Reflections at the end of my first year as a physio student

Having started his MSc a year ago, University of Essex student Matt Shepherd has settled into his course and taken some time to reflect on his experiences at university and on his first placement. Read on to find out his advice to students who have just started their courses.

Like most, the worries of starting a new course were heightened in a year that had brought about so many unexpected changes, not least with how university courses would run. As a pre-registration course, physiotherapy students were allowed to return to face-to-face teaching early, helping prepare us for the upcoming placements.

Matt Shepherd 1st year MSc student

However, before placements could begin the lessons had to start, and commencing an MSc course meant that my classmates had come from a wide variety of previous undergraduate degrees. Many, like myself, had come from a sports background, some had studied a science or psychology and others had come from different healthcare professions.

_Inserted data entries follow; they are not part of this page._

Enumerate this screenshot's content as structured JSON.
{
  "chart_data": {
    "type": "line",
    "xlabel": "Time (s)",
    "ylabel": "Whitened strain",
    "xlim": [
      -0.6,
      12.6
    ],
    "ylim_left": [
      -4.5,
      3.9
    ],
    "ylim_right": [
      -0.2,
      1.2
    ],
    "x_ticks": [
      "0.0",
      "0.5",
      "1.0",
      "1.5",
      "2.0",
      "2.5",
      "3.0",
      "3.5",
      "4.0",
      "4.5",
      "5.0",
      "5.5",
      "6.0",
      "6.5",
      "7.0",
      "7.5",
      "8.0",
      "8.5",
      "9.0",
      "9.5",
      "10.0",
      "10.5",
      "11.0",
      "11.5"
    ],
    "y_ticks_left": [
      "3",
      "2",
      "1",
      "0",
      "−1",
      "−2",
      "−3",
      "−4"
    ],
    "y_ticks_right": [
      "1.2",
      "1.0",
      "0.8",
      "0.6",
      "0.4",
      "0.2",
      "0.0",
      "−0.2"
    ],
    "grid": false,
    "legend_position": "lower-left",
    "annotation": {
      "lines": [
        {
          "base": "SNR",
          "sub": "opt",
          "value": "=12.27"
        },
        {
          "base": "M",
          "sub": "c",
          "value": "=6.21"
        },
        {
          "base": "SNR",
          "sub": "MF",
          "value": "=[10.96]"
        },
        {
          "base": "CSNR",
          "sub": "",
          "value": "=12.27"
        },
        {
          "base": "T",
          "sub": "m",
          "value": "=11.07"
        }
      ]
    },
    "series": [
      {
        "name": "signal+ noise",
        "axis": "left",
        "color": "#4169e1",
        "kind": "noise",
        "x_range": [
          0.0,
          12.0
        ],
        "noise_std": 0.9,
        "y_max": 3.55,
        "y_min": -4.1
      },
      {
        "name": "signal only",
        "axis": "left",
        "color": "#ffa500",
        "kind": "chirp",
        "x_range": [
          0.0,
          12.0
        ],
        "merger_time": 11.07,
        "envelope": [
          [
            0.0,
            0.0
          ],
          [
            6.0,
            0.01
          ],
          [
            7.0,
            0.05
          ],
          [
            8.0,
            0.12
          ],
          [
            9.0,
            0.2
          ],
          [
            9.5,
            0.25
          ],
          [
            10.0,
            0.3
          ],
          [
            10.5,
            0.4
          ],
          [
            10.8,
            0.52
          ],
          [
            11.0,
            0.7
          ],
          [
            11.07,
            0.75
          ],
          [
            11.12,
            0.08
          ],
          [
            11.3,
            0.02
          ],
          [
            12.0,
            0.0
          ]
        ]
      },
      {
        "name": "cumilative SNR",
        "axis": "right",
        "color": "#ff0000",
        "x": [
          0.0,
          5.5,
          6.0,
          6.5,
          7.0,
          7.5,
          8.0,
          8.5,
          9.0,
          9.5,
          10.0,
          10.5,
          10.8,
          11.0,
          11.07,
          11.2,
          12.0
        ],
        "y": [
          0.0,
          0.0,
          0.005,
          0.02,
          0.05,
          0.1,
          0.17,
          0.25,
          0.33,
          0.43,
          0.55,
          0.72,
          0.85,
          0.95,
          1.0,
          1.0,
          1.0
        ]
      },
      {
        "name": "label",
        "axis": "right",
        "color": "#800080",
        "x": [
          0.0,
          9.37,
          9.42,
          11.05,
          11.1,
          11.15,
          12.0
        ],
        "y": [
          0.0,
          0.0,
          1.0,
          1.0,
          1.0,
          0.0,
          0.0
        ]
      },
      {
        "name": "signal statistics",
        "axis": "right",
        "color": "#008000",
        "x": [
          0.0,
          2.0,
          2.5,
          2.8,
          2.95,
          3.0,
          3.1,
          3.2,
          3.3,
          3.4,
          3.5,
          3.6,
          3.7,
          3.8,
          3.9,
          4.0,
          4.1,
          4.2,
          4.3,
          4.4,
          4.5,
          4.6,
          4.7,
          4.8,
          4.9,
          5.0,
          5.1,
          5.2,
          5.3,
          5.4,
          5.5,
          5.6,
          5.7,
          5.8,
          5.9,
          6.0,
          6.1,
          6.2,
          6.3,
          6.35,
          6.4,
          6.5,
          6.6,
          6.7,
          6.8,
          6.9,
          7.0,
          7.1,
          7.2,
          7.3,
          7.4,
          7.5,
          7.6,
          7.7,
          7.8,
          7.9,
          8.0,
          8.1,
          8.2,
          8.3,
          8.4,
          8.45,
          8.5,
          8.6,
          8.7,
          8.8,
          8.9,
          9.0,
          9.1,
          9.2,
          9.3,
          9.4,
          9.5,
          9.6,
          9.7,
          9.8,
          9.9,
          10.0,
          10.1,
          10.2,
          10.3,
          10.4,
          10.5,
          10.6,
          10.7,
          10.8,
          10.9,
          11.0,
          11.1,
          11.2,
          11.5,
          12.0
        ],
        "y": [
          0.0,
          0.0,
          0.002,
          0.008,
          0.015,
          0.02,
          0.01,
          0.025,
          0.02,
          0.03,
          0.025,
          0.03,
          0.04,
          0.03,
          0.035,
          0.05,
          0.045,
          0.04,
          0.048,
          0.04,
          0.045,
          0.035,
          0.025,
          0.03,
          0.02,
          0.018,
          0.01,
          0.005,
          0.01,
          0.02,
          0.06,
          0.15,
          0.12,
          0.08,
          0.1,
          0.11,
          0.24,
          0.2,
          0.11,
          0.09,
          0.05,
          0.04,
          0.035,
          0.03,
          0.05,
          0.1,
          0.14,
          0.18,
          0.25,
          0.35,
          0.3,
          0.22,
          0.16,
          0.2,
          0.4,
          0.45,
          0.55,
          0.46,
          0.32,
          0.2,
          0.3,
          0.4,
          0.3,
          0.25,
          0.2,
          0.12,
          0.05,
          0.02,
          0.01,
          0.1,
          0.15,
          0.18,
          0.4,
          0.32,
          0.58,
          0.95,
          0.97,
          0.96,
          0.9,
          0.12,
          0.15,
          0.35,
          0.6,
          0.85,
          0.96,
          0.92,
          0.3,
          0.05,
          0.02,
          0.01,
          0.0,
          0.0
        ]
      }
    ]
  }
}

This variety allowed us to learn from each other, with the varying modules of the course lending themselves to different backgrounds throughout the year. For myself I often struggled with the respiratory modules, however, working alongside classmates with experience in healthcare settings allowed me to develop my knowledge in the subject. This shared knowledge continued throughout the year, with people using their strengths to help others out.

By the time we got to July 2021, we were all looking forward to our first placements. I began my journey in mental health physiotherapy, an area I hadn’t considered or learnt much about. Guided by my educator I soon understood how physiotherapists support this service. Working with older service users, much of my role was in assessing and managing patients at risk of falling, as well as leading a range of exercise classes. One of most interesting aspects of the placement was being able to sit in on ward reviews, allowing me to understand the role physiotherapy has in a multidisciplinary team. To watch how doctors, nurses, physiotherapists, social workers and psychologists discuss cases together was very insightful.   

Now reflecting on my first year, I would offer the following advice to anyone embarking on this course:

  • Utilise the range of expertise from your classmates. Everyone will have something to offer and I found it useful to share experience and knowledge. For example, I improved my note taking skills by learning from the students with prior healthcare experience, and I used my anatomy knowledge from my sports background to help a colleague revise.
  • Placements are well organised; led by your educator, but I would advise you to read up on your respective area to improve your confidence going into the first week. You’re not expected to know everything but having some basic knowledge will help you form a good foundation to improve from. Whilst it is important to do the best you can in your placements, don’t be concerned about things not going quite to plan, remember that you’re still learning, and your educators are there to help you develop.
  • Finally, we were advised to regularly record our reflections during our placement. This helps you address the areas you need to work on and ensures you make the most of your placement opportunity and the expertise of your educator. Not only does it show you how you’ve progressed, but it makes it easier when coming to write your end of placement reflections.